(RepublicanPress.org) – Last year started out good enough with the country experiencing one of its best economic outlooks in years. Unemployment was on the decline because former President Donald Trump implemented an effective series of trade tariffs on Chinese products to give American manufacturers an edge.
In an instant, things turned south once the COVID-19 virus hit American shores. In its wake, the nation experienced a rise in social unrest and coast-to-coast riots. Street crime decreased for a while due to quarantines, but spousal abuse and drug use spiked in many American households.
Recently, the Centers for Disease Control and Prevention (CDC) released a provisional report detailing drug overdose death counts for 2020. According to its preliminary analysis, more than 93,000 people died due to a drug overdose in the United States last year. Sadly, that figure represents an increase of nearly 30% year-on-year with 2019’s figures.
The report also showed that the number of deaths rose in 48 states and the District of Columbia. New Hampshire and South Dakota were the only two states that saw a decreased death rate.
Officials blamed the rise in drug-related deaths on stressors associated with the COVID-19 pandemic, a lack of access to adequate medical services, and increased use of fentanyl.
Unsettling Records Set
The CDC report showed America set several records in 2020 related to drugs.
- The highest overall number of drug overdose deaths in a single year.
- The highest number of overdose deaths from fentanyl, a deadly class of synthetic opioids.
- The highest number of overdose deaths from methamphetamines and other stimulants.
- The highest number of overdose deaths from opioids.
University of California, San Francisco, professor of medicine Daniel Ciccarone called the report’s findings “a complete shame.” He also said 2020 was an “unprecedented” and “historic” year for drug-related deaths.
This is stunning.
Drug overdose deaths.
— Eric Umansky (@ericuman) July 14, 2021
Drug Overdose Deaths vs. COVID-19
The New York Times took a look at some of the statistics for drug overdose deaths in 2020 and compared them with COVID-19 figures. The more than 93,000 deaths attributable to drug overdoses cost Americans a total of about 3.5 million years of life. However, the coronavirus figures were slightly higher, with COVID-19 deaths totaling roughly 5.5 million years of life for victims nationwide.
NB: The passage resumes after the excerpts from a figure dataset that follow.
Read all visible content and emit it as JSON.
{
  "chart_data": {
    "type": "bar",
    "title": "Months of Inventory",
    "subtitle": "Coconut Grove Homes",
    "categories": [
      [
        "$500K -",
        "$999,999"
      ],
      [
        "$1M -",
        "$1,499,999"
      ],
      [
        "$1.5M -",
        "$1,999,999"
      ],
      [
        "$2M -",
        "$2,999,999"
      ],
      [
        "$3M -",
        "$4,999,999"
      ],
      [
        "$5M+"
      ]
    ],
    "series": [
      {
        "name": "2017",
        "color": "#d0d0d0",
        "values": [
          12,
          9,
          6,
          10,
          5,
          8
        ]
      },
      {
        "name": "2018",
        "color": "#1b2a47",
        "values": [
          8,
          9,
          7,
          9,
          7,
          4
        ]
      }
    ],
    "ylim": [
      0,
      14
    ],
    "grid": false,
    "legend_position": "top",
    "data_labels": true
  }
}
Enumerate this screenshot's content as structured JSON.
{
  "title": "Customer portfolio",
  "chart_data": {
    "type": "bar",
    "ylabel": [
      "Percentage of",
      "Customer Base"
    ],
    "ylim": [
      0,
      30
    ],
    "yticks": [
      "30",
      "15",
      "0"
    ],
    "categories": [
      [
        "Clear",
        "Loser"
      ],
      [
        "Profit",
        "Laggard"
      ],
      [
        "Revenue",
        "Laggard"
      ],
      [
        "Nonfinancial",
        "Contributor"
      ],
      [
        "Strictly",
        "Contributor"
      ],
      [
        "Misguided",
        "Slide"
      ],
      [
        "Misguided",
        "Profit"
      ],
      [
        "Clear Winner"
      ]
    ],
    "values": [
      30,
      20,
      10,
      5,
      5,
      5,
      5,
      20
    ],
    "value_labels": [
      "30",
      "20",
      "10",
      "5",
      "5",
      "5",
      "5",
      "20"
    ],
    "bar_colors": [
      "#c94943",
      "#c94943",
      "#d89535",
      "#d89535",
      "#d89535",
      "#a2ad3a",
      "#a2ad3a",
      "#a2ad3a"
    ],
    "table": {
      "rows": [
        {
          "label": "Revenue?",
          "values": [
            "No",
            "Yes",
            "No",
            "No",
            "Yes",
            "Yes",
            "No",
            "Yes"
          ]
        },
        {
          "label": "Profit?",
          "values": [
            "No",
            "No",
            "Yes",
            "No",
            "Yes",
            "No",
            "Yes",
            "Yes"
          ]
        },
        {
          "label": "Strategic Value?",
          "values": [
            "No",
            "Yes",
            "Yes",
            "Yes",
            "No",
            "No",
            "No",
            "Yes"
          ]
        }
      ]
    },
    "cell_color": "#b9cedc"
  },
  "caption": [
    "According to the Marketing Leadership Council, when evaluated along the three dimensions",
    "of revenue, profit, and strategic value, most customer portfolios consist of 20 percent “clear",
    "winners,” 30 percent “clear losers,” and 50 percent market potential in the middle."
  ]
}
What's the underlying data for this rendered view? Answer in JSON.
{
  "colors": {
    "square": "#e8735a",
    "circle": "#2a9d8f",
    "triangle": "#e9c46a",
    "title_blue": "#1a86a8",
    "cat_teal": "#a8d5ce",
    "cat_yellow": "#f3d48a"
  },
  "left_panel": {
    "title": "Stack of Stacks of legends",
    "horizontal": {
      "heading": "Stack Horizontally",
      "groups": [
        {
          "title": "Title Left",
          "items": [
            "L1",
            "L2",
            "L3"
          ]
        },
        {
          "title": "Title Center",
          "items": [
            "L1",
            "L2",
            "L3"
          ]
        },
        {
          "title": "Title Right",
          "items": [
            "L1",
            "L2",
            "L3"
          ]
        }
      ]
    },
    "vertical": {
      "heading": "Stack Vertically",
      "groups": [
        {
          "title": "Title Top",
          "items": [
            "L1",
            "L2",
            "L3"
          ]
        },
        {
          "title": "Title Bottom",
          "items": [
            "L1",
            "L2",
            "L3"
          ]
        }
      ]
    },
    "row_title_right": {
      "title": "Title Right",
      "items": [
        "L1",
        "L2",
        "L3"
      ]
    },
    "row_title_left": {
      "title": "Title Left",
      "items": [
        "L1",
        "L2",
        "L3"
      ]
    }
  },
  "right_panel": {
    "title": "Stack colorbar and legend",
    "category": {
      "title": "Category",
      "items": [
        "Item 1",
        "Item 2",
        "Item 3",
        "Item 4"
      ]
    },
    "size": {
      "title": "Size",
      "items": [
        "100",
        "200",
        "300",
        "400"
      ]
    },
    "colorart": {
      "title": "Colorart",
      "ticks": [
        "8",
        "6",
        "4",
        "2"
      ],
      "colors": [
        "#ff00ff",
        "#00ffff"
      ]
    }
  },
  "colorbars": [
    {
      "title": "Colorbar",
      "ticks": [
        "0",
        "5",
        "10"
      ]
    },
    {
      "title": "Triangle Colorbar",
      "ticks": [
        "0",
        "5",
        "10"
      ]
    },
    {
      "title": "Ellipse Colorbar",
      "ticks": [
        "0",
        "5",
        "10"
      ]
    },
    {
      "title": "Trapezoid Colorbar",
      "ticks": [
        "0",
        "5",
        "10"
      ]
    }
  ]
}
Additionally, the number of deaths from drug overdoses impacted America’s youth at a disproportionate rate.
There’s little doubt there is a relationship between the COVID-19 pandemic and the number of overdose deaths. The number of overdose death spikes followed the pattern of the nation’s most severe periods of quarantines and economic contraction.
Sadly, the nation is still far from fully recovering from COVID’s impact, and the flu and cold season is just around the corner. But, with any luck, drug abuse is on the decline this year, and the Biden administration can accelerate its efforts to reopen the country.